In case of NHAI, it is the states and private land owners that benefit (in the form of appreciation of land prices) from the National Highways but the agency makes all the investment.
In order to capture the value of financing done by the NHAI, the idea has been proposed.
These include asset monetisation techniques, including the toll-operate-transfer (ToT) model and raising revenue through Infrastructure Investment Trusts (InVITS), both of which are being actively pursued by NHAI.
It has also been recommended that the VCF be mainstreamed in NHAI projects. Through VCF, non-toll revenues can be maximised through a number of tools.
These include vacant land tax, special assessment tax, transfer of development rights (TDR) and land pooling, among others.
It has also been recommended that other means of raising additional revenue such as Infrastructure Development Funds, and NHAI’s land acquisition bonds may be explored.
The creation of project-specific special purpose vehicle or SPV has also been recommended.

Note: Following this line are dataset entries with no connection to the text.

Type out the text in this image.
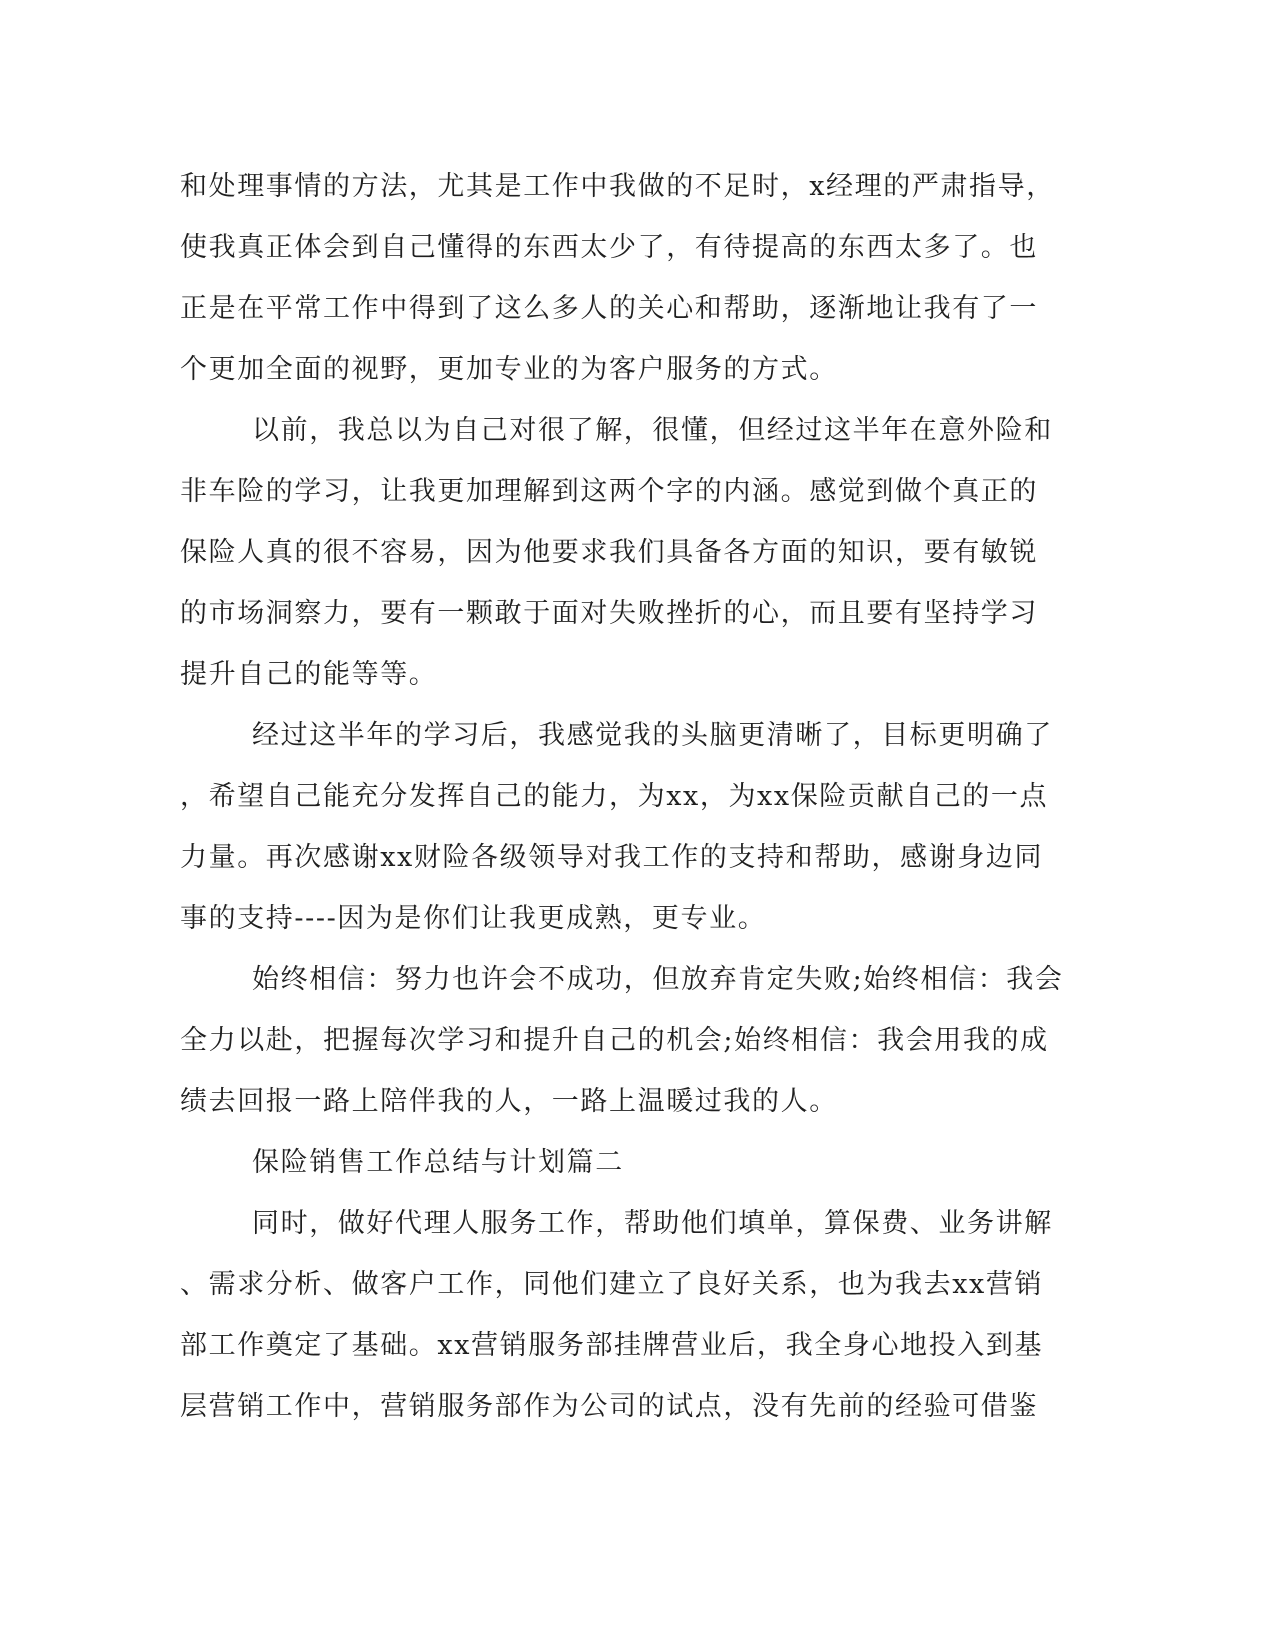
和处理事情的方法，尤其是工作中我做的不足时，x经理的严肃指导，
使我真正体会到自己懂得的东西太少了，有待提高的东西太多了。也
正是在平常工作中得到了这么多人的关心和帮助，逐渐地让我有了一
个更加全面的视野，更加专业的为客户服务的方式。
以前，我总以为自己对很了解，很懂，但经过这半年在意外险和
非车险的学习，让我更加理解到这两个字的内涵。感觉到做个真正的
保险人真的很不容易，因为他要求我们具备各方面的知识，要有敏锐
的市场洞察力，要有一颗敢于面对失败挫折的心，而且要有坚持学习
提升自己的能等等。
经过这半年的学习后，我感觉我的头脑更清晰了，目标更明确了
，希望自己能充分发挥自己的能力，为xx，为xx保险贡献自己的一点
力量。再次感谢xx财险各级领导对我工作的支持和帮助，感谢身边同
事的支持----因为是你们让我更成熟，更专业。
始终相信：努力也许会不成功，但放弃肯定失败;始终相信：我会
全力以赴，把握每次学习和提升自己的机会;始终相信：我会用我的成
绩去回报一路上陪伴我的人，一路上温暖过我的人。
保险销售工作总结与计划篇二
同时，做好代理人服务工作，帮助他们填单，算保费、业务讲解
、需求分析、做客户工作，同他们建立了良好关系，也为我去xx营销
部工作奠定了基础。xx营销服务部挂牌营业后，我全身心地投入到基
层营销工作中，营销服务部作为公司的试点，没有先前的经验可借鉴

A draft policy framework on VCF and transit oriented development (TOD) has also been sent to a number of ministries, including the ministry of road transport and highways by the infrastructure connectivity vertical of the NITI Aayog.
The document contains a number of tools aimed at maximising revenues through the VCF and if put into practice, it can significantly improve NHAI’s financial health.
TOD is particularly important, where planned infrastructure development occurs in the region around the projects. These are often a mix of commercial, residential, and institutional aspects.
Also, part of the VCF is the land bonds, which NHAI plans to issue to make payments for acquiring land from the states or other stakeholders. The authority is mulling an innovative funding mechanism amid escalating land acquisition and compensation cost.
Through this mechanism, NHAI will not have to make an upfront payment towards land acquisition.
The ministry of road transport and highways has been grappling with higher land acquisition cost for the last few years.
Approximately, Rs 12 crore per km of cost is incurred in the expansion of a highway from two-lane to four-lane one. The number would be five to six times higher in a greenfield project like an expressway.
Total cost of the marquee Eastern Peripheral Expressway is Rs 11,000 crore, of which Rs 5,673.05 crore was land cost.